Tae: Günaydın bebeğim. Sabah öpücüğüm neden bu kadar gecikti , hmm?
"Üzgünüm, sabah erken kalktım. Kendimi iyi hisetmiyordum da. Biraz gelip salonda oturdum."
Tae: Ne oldu güzelim? Neyin var?
"Bir şeyim yok, iyiyim. Sadece midem bulandı, o kadar."
Tae: Üşütdünmü ki? Doktora gidelim mi?
"Ahh, hayır gerek yok. Ciddi bir şey olursa, ben giderim zaten. Merak etme."
Tae: Tamam. Sen öyle diyorsan. Hastalanma sakın, acı çekmene dayanamıyorum.
"Tamam sevgilim. Hadi artık, git üstünü giyin gel, kahvaltını yap. Birazdan Jungkook arar, başının etini yer."
Tae: Doğru söylüyorsun. Neden geç kaldım diye azarlar beni şimdi. Çekemem sabah-sabah. Bir başladı mı, akşama kadar yüzünü somurta-somurta gezer. Somurtkan Jungkook'la uğraşamam.
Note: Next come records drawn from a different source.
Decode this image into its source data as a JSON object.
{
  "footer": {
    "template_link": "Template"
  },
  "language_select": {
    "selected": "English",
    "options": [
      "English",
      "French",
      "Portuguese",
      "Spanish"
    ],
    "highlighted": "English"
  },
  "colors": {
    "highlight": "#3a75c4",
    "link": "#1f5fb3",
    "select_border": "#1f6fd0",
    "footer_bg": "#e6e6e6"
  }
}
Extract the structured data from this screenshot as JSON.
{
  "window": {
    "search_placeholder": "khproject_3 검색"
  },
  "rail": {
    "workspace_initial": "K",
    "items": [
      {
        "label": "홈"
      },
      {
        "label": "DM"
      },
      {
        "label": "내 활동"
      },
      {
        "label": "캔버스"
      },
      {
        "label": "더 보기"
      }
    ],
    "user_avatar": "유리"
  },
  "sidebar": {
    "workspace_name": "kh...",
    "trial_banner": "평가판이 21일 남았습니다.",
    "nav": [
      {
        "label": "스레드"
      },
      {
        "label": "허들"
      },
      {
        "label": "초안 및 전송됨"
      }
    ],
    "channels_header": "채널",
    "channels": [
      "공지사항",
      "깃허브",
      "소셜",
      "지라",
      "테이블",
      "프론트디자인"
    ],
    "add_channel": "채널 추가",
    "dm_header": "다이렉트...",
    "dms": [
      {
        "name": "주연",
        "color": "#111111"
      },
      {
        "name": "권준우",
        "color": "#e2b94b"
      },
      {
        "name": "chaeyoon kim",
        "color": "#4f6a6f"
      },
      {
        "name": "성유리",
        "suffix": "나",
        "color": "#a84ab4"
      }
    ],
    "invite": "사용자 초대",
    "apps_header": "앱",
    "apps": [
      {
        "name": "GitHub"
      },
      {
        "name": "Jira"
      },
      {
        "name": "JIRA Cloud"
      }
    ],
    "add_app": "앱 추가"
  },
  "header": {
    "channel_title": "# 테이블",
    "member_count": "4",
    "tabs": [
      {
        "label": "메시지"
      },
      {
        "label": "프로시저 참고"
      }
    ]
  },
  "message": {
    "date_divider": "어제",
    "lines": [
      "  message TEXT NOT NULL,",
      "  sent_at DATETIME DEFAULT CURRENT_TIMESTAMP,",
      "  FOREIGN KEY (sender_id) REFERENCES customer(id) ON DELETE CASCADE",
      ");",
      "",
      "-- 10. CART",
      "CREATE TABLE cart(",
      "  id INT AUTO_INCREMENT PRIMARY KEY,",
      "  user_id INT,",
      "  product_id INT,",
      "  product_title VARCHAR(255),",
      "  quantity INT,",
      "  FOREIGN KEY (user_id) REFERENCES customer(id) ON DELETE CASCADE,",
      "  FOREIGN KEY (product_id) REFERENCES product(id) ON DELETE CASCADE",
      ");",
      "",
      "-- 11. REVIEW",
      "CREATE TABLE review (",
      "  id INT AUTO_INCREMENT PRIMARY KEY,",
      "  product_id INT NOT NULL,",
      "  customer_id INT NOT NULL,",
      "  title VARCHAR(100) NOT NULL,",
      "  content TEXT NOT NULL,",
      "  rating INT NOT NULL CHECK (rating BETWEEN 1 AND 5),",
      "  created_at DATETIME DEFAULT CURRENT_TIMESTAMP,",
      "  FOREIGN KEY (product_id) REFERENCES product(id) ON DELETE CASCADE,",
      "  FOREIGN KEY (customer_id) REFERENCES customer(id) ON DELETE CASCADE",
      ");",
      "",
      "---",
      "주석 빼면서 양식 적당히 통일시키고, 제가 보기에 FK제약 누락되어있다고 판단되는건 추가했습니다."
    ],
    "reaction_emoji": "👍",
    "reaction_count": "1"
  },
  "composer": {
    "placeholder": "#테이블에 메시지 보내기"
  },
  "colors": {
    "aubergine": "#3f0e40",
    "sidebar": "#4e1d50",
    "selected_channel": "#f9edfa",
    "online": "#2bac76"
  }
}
"Yah, söyleme öyle. En yakın arkadaşın o senin. Çocukluğunuzdan beridir birliktesiniz. Eminim ki, bu, işin şakası. Uğraşıyor seninle."
Tae: Tanrım...Karım tarafından pabucum dama atıldı.
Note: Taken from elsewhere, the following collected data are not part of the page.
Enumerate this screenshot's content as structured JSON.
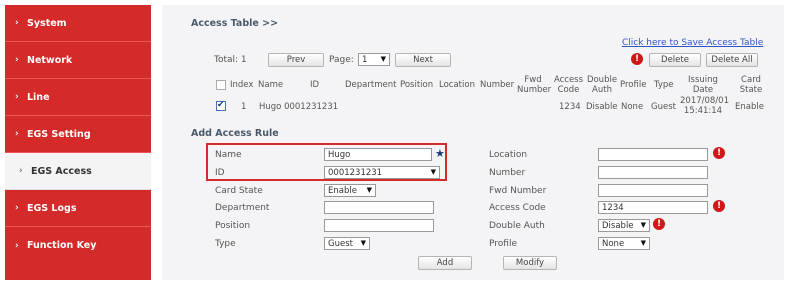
{
  "sidebar": {
    "items": [
      {
        "label": "System",
        "active": false
      },
      {
        "label": "Network",
        "active": false
      },
      {
        "label": "Line",
        "active": false
      },
      {
        "label": "EGS Setting",
        "active": false
      },
      {
        "label": "EGS Access",
        "active": true
      },
      {
        "label": "EGS Logs",
        "active": false
      },
      {
        "label": "Function Key",
        "active": false
      }
    ]
  },
  "access_table": {
    "title": "Access Table >>",
    "save_link": "Click here to Save Access Table",
    "total_label": "Total: 1",
    "prev_label": "Prev",
    "page_label": "Page:",
    "page_value": "1",
    "next_label": "Next",
    "delete_label": "Delete",
    "delete_all_label": "Delete All",
    "headers": {
      "index": "Index",
      "name": "Name",
      "id": "ID",
      "department": "Department",
      "position": "Position",
      "location": "Location",
      "number": "Number",
      "fwd_number_1": "Fwd",
      "fwd_number_2": "Number",
      "access_code_1": "Access",
      "access_code_2": "Code",
      "double_auth_1": "Double",
      "double_auth_2": "Auth",
      "profile": "Profile",
      "type": "Type",
      "issuing_date_1": "Issuing",
      "issuing_date_2": "Date",
      "card_state_1": "Card",
      "card_state_2": "State"
    },
    "row": {
      "index": "1",
      "name_id": "Hugo 0001231231",
      "access_code": "1234",
      "double_auth": "Disable",
      "profile": "None",
      "type": "Guest",
      "issuing_date_1": "2017/08/01",
      "issuing_date_2": "15:41:14",
      "card_state": "Enable"
    }
  },
  "add_rule": {
    "title": "Add Access Rule",
    "left": {
      "name_label": "Name",
      "name_value": "Hugo",
      "id_label": "ID",
      "id_value": "0001231231",
      "card_state_label": "Card State",
      "card_state_value": "Enable",
      "department_label": "Department",
      "department_value": "",
      "position_label": "Position",
      "position_value": "",
      "type_label": "Type",
      "type_value": "Guest"
    },
    "right": {
      "location_label": "Location",
      "location_value": "",
      "number_label": "Number",
      "number_value": "",
      "fwd_number_label": "Fwd Number",
      "fwd_number_value": "",
      "access_code_label": "Access Code",
      "access_code_value": "1234",
      "double_auth_label": "Double Auth",
      "double_auth_value": "Disable",
      "profile_label": "Profile",
      "profile_value": "None"
    },
    "add_label": "Add",
    "modify_label": "Modify"
  },
  "icons": {
    "warning": "!",
    "star": "★",
    "chevron": "›",
    "dropdown": "▼"
  },
  "colors": {
    "sidebar_bg": "#d42a2a",
    "warning": "#d01818",
    "link": "#3355cc"
  }
}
"Yah! Kim Taehyung! Jeon Jungkook benim de arkadaşım. Arkadaşıma laf söyletmem."
Tae: Sevsinler arkadaşını. Hah..gidiyorum ben.
"Hey! Taehyung!"
Trip atar gibi, mutfaktan çıkınca çok fazla takmadan işime geri döndüm.
Biraz sonra üstündeki sarı gömleğiyle ve beyaz pantalonu ile aşağı inen kocamı görünce yüzümdeki kocaman gülümsemeye engel olamadım. Hızla koşup kucağına atladım, bacaklarımı beline sardım düşmemek için. O da kollarını belimde sabitledi. Gülerek konuşması benim de daha fazla gülümsememe sebep oldu;
Tae: Ahaha...çilekli turtam benim.
"Çikolatalı çöreyim benim."
Dudaklarını dudaklarıma bastırmasıyla öpüşmeye başladık. Bir süre sonra ayrıldık ve beni kucağından indirmeden masaya oturdu.
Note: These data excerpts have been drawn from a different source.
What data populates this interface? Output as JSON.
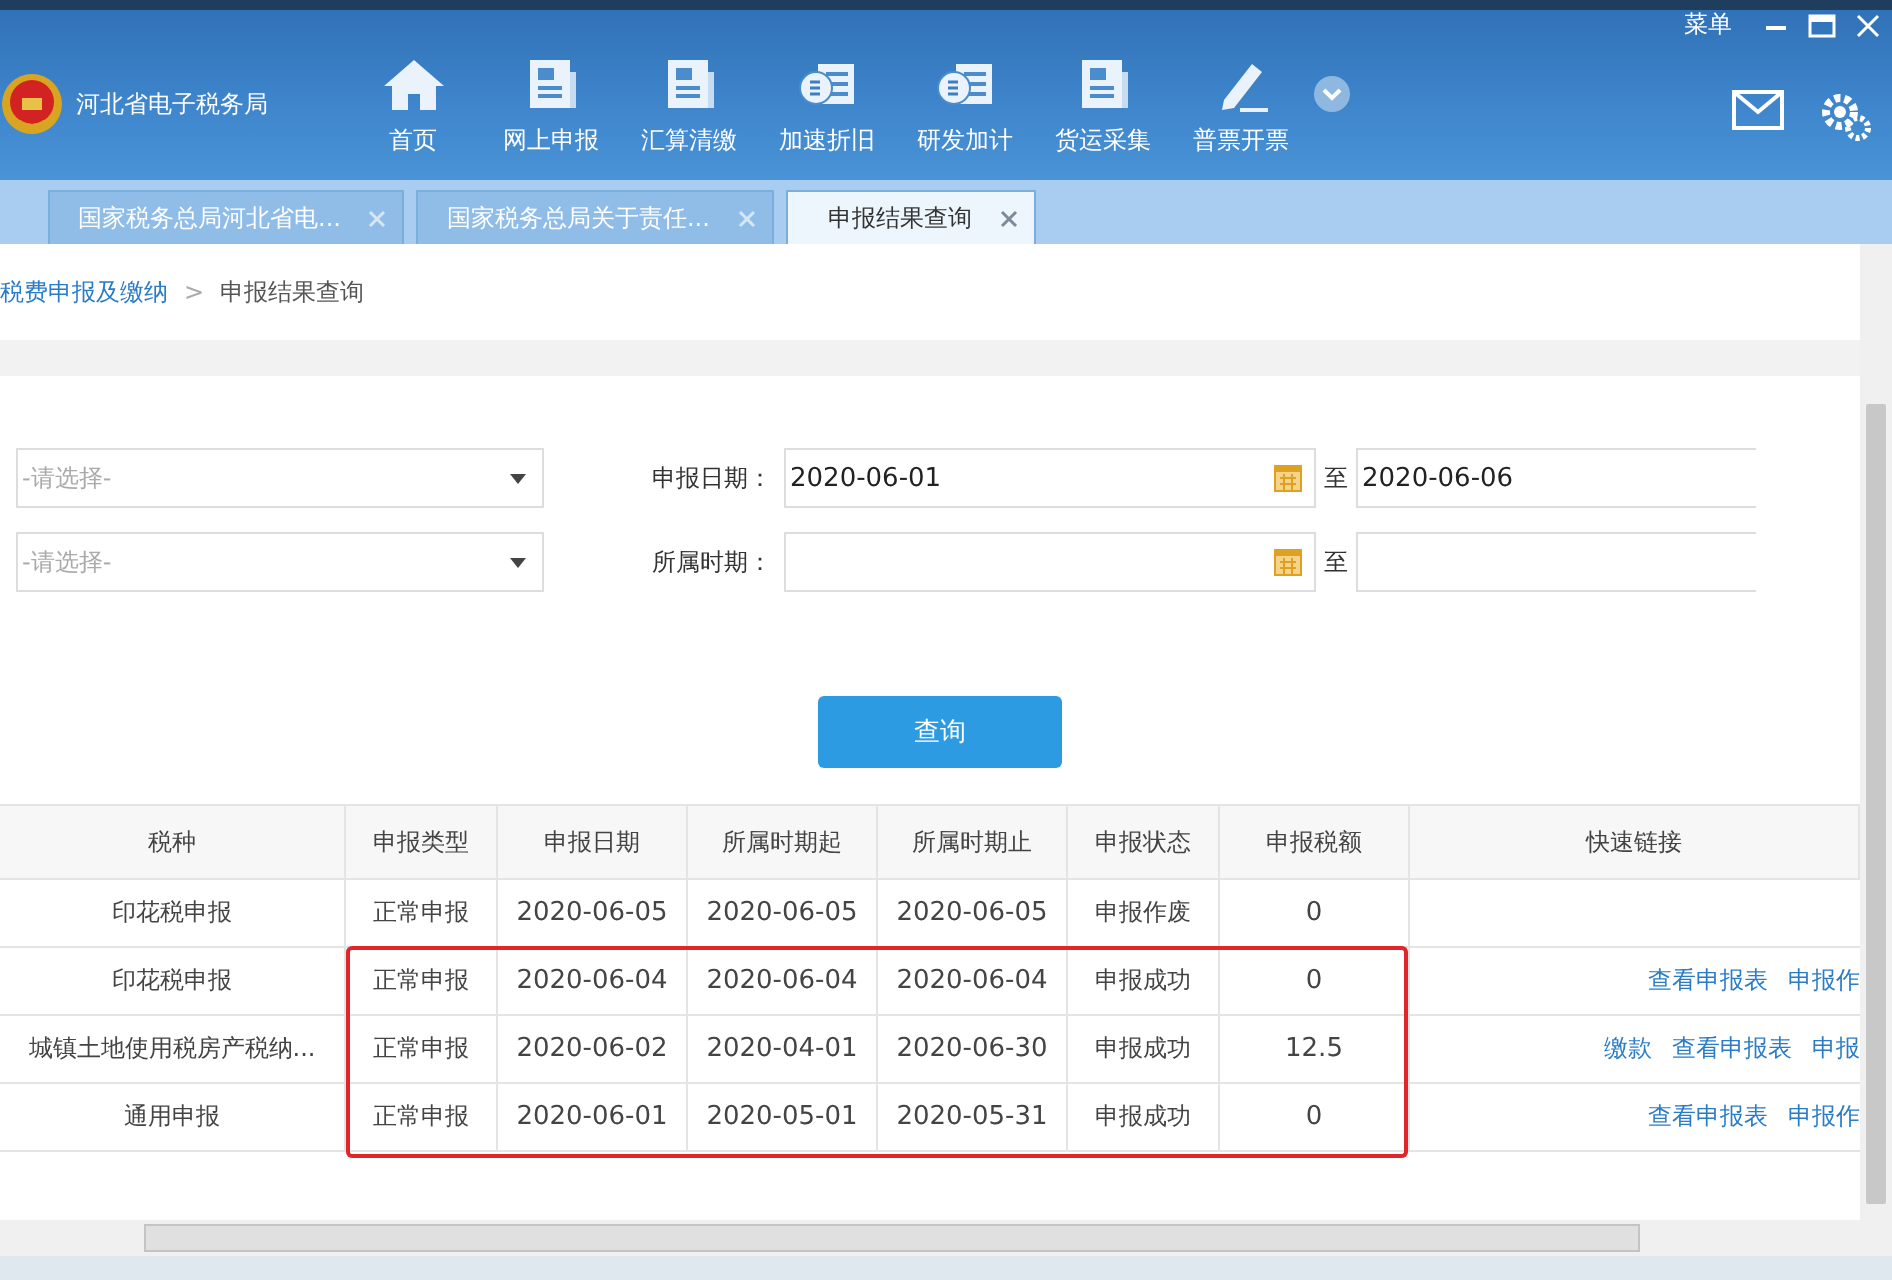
{
  "window": {
    "title": "河北省电子税务局",
    "menu_label": "菜单"
  },
  "nav": [
    {
      "label": "首页",
      "kind": "home"
    },
    {
      "label": "网上申报",
      "kind": "doc"
    },
    {
      "label": "汇算清缴",
      "kind": "doc"
    },
    {
      "label": "加速折旧",
      "kind": "money"
    },
    {
      "label": "研发加计",
      "kind": "money"
    },
    {
      "label": "货运采集",
      "kind": "doc"
    },
    {
      "label": "普票开票",
      "kind": "pen"
    }
  ],
  "tabs": [
    {
      "label": "国家税务总局河北省电...",
      "selected": false
    },
    {
      "label": "国家税务总局关于责任...",
      "selected": false
    },
    {
      "label": "申报结果查询",
      "selected": true
    }
  ],
  "breadcrumb": {
    "link": "税费申报及缴纳",
    "separator": ">",
    "current": "申报结果查询"
  },
  "form": {
    "selects": [
      {
        "placeholder": "-请选择-"
      },
      {
        "placeholder": "-请选择-"
      }
    ],
    "date_rows": [
      {
        "label": "申报日期：",
        "start": "2020-06-01",
        "to": "至",
        "end": "2020-06-06"
      },
      {
        "label": "所属时期：",
        "to": "至"
      }
    ],
    "button": "查询"
  },
  "table": {
    "columns": [
      "税种",
      "申报类型",
      "申报日期",
      "所属时期起",
      "所属时期止",
      "申报状态",
      "申报税额",
      "快速链接"
    ],
    "rows": [
      {
        "cells": [
          "印花税申报",
          "正常申报",
          "2020-06-05",
          "2020-06-05",
          "2020-06-05",
          "申报作废",
          "0"
        ],
        "links": [],
        "highlighted": false
      },
      {
        "cells": [
          "印花税申报",
          "正常申报",
          "2020-06-04",
          "2020-06-04",
          "2020-06-04",
          "申报成功",
          "0"
        ],
        "links": [
          "查看申报表",
          "申报作"
        ],
        "highlighted": true
      },
      {
        "cells": [
          "城镇土地使用税房产税纳...",
          "正常申报",
          "2020-06-02",
          "2020-04-01",
          "2020-06-30",
          "申报成功",
          "12.5"
        ],
        "links": [
          "缴款",
          "查看申报表",
          "申报"
        ],
        "highlighted": true
      },
      {
        "cells": [
          "通用申报",
          "正常申报",
          "2020-06-01",
          "2020-05-01",
          "2020-05-31",
          "申报成功",
          "0"
        ],
        "links": [
          "查看申报表",
          "申报作"
        ],
        "highlighted": true
      }
    ]
  }
}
"İndirseydin ya beni. Böyle nasıl yemek yiyeceksin?"
Tae: Yerim ben..hatta sana da yediririm. Al bakalım.
Tabaktaki çikolatalı ekmeği eline alıp ağzıma doğru götürdü. Ağzımı açıp küçük bir dilim aldım. Sonra kendisi de büyük bir dilim aldı ve çiğnemeye başladı. Ağzındakini bitirip dudaklarıma uzandı, yine bir öpüşme başlatmasıyla her zaman olduğu gibi beklemeden karşılık verdim. Dudaklarımı dişlemek derecesine gelince bu işin sonunun yatakta bitmemesi için zorlukla olsa da, ayrıldım dudaklarından.
"Ne yapıyorsun Taehyung ya?"
Tae: Özür dilerim güzelim. Kendimi kaybettim bir an. Çok acıdımı?
"Acıdı tabii ya."
Tae: Ben diyorum ki...işe gitmesem. Biz bu gün seninle güzel bir vakit geçirsek. İkimiz, baş-başa...ne dersin?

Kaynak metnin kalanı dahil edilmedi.